Guidelines

Guidelines: (1) Include your name, the title of your original poem, and a brief comment about yourself; (2) Poems may be in any language (please include an English translation); (3) Poems may not violate Nicolet's Social Media Guidelines; (4) Original poems may be submitted anonymously; (5) Submit poems to Ocie Kilgus (okilgus@nicoletcollege.edu). Students who submit original poems are eligible for the Best Original Poem contest. The student with the best poem will be awarded the Ron Parkinson Poetry Matters Student Scholarship Award in the amount of $300. The community member with the best poem will receive dinner for two at Church Street Inn, Hazelhurst. Upon the closing of the Poetry Project, a faculty committee will select the winning poems. The winners of the contest will be recognized at Nicolet College's Award Ceremonies on May 10.

Friday, April 28, 2017

April 28, 2017

Untitled
Aaron Mangerson

In hopeful dreams I see by day are silent screams I yearn by night.
The warm embrace and a subtle taste of lips flash through my mind.
My faded memories are reclaimed now bristling with luster.
Yet my heart is fraught and dreads the thought; it's all that I can muster.
This maiden fair with golden hair belongs with someone else.
So I toil away until that day I feel just what I felt.

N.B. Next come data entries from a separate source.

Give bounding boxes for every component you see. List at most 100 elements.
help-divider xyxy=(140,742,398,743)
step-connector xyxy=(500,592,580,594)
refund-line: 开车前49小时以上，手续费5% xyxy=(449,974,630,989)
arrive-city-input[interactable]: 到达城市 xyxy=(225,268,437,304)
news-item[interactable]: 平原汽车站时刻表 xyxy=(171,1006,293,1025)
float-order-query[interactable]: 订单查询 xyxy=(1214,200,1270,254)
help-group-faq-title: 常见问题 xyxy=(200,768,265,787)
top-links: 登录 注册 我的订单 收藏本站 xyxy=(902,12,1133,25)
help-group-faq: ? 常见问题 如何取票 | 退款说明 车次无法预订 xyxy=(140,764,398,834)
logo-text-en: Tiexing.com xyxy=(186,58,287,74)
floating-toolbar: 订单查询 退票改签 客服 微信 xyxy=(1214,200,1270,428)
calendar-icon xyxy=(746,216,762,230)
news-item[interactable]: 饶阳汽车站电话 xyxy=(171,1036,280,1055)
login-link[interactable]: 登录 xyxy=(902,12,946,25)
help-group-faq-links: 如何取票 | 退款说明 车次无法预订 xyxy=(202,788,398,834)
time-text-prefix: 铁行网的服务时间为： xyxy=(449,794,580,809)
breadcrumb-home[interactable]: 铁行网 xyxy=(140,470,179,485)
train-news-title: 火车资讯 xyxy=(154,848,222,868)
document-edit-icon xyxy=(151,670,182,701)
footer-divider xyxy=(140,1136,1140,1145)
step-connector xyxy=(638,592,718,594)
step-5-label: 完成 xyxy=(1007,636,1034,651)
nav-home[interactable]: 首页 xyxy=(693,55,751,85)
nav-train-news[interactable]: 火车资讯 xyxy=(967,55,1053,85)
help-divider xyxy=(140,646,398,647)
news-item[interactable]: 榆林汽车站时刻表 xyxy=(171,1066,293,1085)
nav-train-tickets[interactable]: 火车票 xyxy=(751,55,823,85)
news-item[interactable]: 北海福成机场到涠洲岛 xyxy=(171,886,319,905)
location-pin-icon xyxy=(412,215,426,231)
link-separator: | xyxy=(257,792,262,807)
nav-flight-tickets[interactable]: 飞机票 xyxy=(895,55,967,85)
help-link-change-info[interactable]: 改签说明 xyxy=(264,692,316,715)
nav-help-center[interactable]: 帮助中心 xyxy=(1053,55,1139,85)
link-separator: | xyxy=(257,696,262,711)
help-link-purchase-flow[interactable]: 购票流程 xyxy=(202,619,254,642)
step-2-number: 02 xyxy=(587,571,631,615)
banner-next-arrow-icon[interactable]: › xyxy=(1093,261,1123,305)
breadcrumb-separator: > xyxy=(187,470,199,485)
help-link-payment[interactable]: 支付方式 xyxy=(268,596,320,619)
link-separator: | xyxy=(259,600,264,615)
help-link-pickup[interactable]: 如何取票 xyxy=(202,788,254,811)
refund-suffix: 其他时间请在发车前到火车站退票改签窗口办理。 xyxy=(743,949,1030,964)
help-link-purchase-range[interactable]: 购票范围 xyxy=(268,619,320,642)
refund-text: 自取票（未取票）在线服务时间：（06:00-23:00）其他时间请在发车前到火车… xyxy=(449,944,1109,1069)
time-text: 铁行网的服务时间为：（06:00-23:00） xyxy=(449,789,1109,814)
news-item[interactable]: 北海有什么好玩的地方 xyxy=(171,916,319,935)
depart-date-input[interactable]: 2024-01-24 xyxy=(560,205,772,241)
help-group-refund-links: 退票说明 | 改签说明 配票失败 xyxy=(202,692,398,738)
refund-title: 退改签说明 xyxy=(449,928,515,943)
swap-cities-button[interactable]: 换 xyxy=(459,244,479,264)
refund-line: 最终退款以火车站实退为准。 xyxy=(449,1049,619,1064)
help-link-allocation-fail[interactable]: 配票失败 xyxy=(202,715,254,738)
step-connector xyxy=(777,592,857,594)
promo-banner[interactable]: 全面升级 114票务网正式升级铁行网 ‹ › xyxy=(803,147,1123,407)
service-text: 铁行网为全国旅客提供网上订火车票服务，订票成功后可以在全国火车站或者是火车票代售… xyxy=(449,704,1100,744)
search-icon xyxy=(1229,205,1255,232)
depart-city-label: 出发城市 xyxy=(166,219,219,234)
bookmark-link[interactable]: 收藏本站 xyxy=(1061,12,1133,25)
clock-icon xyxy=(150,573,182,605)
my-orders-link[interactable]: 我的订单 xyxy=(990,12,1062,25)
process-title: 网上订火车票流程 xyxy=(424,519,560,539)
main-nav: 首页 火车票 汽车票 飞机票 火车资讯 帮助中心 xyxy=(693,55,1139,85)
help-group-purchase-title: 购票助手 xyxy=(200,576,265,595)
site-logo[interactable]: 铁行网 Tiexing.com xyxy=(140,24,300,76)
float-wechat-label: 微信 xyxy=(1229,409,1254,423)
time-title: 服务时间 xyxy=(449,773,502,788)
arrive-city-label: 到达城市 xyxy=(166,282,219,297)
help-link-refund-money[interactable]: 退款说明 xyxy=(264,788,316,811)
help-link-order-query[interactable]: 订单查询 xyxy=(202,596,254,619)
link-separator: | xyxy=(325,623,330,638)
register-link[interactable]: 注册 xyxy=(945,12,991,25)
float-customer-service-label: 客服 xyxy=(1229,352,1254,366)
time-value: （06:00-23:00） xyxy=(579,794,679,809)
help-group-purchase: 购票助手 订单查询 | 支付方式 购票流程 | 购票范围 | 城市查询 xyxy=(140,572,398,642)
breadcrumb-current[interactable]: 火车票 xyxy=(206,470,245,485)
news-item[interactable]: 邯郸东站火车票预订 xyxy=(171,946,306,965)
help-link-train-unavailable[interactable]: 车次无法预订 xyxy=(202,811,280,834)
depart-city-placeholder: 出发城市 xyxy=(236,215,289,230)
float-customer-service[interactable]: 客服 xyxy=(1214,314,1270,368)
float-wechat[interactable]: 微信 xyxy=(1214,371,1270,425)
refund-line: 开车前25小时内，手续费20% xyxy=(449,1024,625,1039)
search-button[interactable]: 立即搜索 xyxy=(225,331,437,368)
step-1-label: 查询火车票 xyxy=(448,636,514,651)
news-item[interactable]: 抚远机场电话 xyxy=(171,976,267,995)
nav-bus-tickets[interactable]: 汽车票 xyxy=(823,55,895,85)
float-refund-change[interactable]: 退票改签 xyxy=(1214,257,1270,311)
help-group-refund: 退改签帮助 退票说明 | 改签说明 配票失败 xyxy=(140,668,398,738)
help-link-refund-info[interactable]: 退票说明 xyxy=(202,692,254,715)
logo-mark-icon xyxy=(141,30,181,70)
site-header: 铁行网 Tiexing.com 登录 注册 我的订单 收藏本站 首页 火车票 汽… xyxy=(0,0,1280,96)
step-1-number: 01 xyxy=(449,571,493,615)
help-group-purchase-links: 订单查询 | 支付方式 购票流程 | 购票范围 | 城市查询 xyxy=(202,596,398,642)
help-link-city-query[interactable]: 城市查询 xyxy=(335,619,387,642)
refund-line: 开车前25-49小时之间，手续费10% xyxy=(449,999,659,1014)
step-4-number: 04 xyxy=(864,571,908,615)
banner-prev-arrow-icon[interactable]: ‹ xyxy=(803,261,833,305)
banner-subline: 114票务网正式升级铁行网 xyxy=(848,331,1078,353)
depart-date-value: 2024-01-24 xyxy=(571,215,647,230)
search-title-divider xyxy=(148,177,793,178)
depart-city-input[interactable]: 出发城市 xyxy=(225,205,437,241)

“I'm a 33 year old single Dad trying to work towards a better future for me and my kids. I wrote this poem after bumping into an old flame from high school that kindled some long lost feeling that I had to put aside.”

* * * * * * * * * *

“Toad In the Tub”
By Macy Washow 

A tiny toad clings to the mirror above the bathroom vanity. 
My still sleep-blurred eyes mistake it for . . . 
some type of Florida roach. 

Then it leaps . . . how astounding for something so small! 
Just a toad, I sigh, amazed at what fear can do. 
His eyes bulge, astonished at our encounter. 

Relieved to be dealing with toads, not bugs, 
I try to capture him in my washcloth. 
He watches my hands come near, 
then escapes to the tub in two gigantic leaps. 

Deceived. The tub is no safe haven but a trap. 
He hops from side to side until fatigued. 
When he stops in a tub corner to rest, 
I seize my chance, swooshing down! 

Unaware that in capture lays salvation, 
he twitches inside the cloth 
until I set him down outside, 
where he hops away without giving thanks. 

Later I research “toads” and find he is a frog, not a toad at all. But things are not always what they seem. 
A toad made for a better poem.

“This is a poem I wrote while in Florida last spring about an unexpected morning encounter. I am retired and live in Lac du Flambeau.”